I remember being anxious and concerned when I went to go pick her up after school. Did she make new friends? Did she like her new teacher and new classes? Did she get picked on or lost? I ran into the school to meet up with her in the main hallway, and I was quite surprised when I saw her skipping down the hallway, shouting “Mom! We use iPads in class!”
The entire car ride home, she explained what the class did with the iPads, and how they were going to continue using them. I was, as any other tech-parent would be, quite impressed. I did not hesitate to RSVP to a computer class invitation, to explain what the students were learning with the available technologies.
During the event, students gave their parents a tour of the computer labs, and showed them what activities they did during class. They even demonstrated some of the apps used on the iPads for certain class activities and assignments. My favorite part of the night was when my daughter’s teacher, Mrs. Liz Langer, invited me into her classroom to show me some of my daughter’s projects.
I was amazed to discover that she had learned how to create QR codes at 8 years old (I don’t even know how to make QR codes). Using a digital recorder, my daughter recorded herself reading a summary of a book she read in class. That digital file was then uploaded onto Langer's computer so a link could be created for the QR code. Once the QR code was made, they printed it out so they could place it on the back of the book that they were summarizing. They also were working with various movie and media apps to produce short newscast productions on certain topics they learned in class.

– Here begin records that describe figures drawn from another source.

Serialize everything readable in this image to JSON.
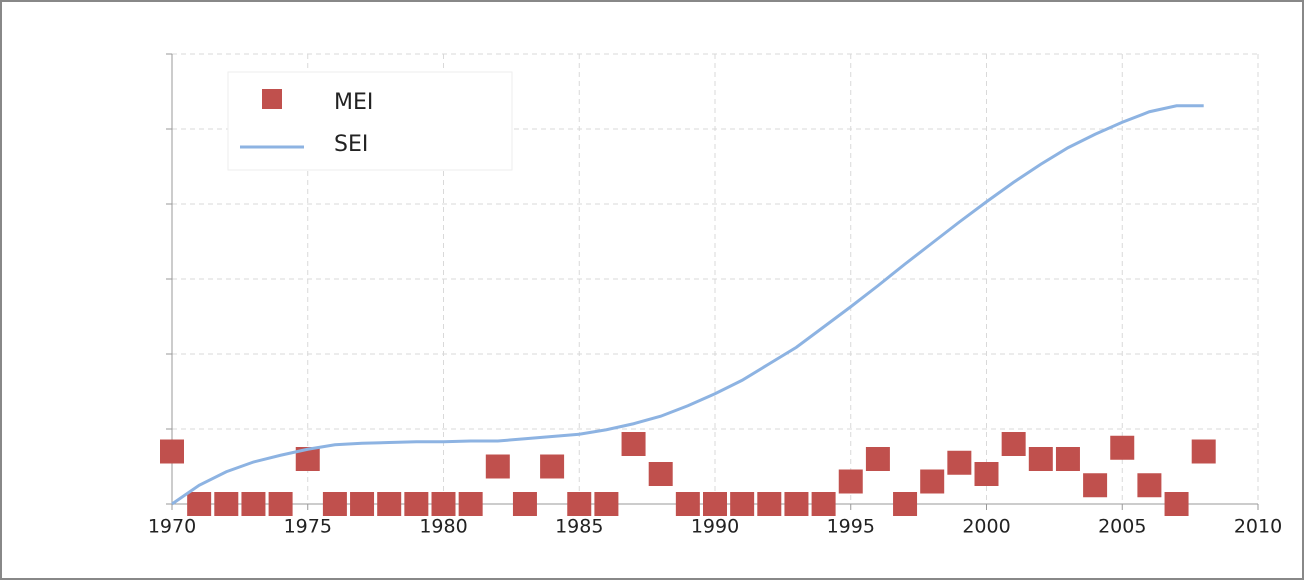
{
  "chart_data": {
    "type": "scatter",
    "x": [
      1970,
      1971,
      1972,
      1973,
      1974,
      1975,
      1976,
      1977,
      1978,
      1979,
      1980,
      1981,
      1982,
      1983,
      1984,
      1985,
      1986,
      1987,
      1988,
      1989,
      1990,
      1991,
      1992,
      1993,
      1994,
      1995,
      1996,
      1997,
      1998,
      1999,
      2000,
      2001,
      2002,
      2003,
      2004,
      2005,
      2006,
      2007,
      2008
    ],
    "series": [
      {
        "name": "MEI",
        "type": "scatter",
        "color": "#c0504d",
        "values": [
          0.7,
          0,
          0,
          0,
          0,
          0.6,
          0,
          0,
          0,
          0,
          0,
          0,
          0.5,
          0,
          0.5,
          0,
          0,
          0.8,
          0.4,
          0,
          0,
          0,
          0,
          0,
          0,
          0.3,
          0.6,
          0,
          0.3,
          0.55,
          0.4,
          0.8,
          0.6,
          0.6,
          0.25,
          0.75,
          0.25,
          0,
          0.7
        ]
      },
      {
        "name": "SEI",
        "type": "line",
        "color": "#8db3e2",
        "values": [
          0,
          0.25,
          0.43,
          0.56,
          0.65,
          0.73,
          0.79,
          0.81,
          0.82,
          0.83,
          0.83,
          0.84,
          0.84,
          0.87,
          0.9,
          0.93,
          0.99,
          1.07,
          1.17,
          1.31,
          1.47,
          1.65,
          1.87,
          2.09,
          2.36,
          2.63,
          2.91,
          3.2,
          3.48,
          3.76,
          4.03,
          4.29,
          4.53,
          4.75,
          4.93,
          5.09,
          5.23,
          5.31,
          5.31
        ]
      }
    ],
    "xlim": [
      1970,
      2010
    ],
    "xticks": [
      1970,
      1975,
      1980,
      1985,
      1990,
      1995,
      2000,
      2005,
      2010
    ],
    "ylim": [
      0,
      6
    ],
    "yticks": [
      0,
      1,
      2,
      3,
      4,
      5,
      6
    ],
    "grid": true
  }
}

“They are using problem solving skills, and I have some students combining two to three apps, without any direction from me, to do a project,” says Langer. “Their language skills are developing faster with iPad use than with a book. They communicate with one another on a level that they never had to before, because they can see and share their blogs; and they need to pay closer attention to their sentence structure and spelling as they are sharing so much with one another.”
Langer also emphasized how the “WOW” factor of using iPads motivated the students in ways she could never reach them with a textbook. “They come to school with so much technology knowledge… video games, iTouch, iPhones, computers, etc., to have them sit in a classroom all day, lecture after lecture, worksheet after worksheet, is not going to work,” says Langer.
And I agree with her. Nowadays you can’t go to the grocery store, sit on a bus, or just walk down the street without seeing at least one person glued to their mobile device. We live, eat, and breathe technology, and it continues to change not only how we act as individuals, but how we act as a community and society as well. Everywhere we look, technology is embedded in our cars, kitchen appliances, televisions, and it’s even starting to become a fashion statement.
In my opinion, I think America should concentrate on creating jobs within this industry, and start by incorporating certain digital technologies into the core, school curriculum. We need to start motivating our kids and appreciate the things that they are passionate about. We need to point them in the right direction, and provide them with the opportunities that are not only going to help them grow as individuals, but help us all grow as a society.
What better way to do that than to bring in the devices and skills that they are using outside of the classroom?
Mrs. Langer is one of the rare teachers who incorporates her personal passions and hobbies into her school curriculum for her students (I’ve met some others, but they are hard to find), and there is a huge difference in the students’ behavior and participation when that happens. I think this is key to our nation’s success. We have to get kids excited about learning again.
I think we need to put less attention towards rebuilding the manufacturing sector, and more towards embracing new technology. I strongly believe our manufacturing era is coming to a close, and we need to focus on the areas that we can become successful leaders in; and I think we need to start pointing our children in that direction.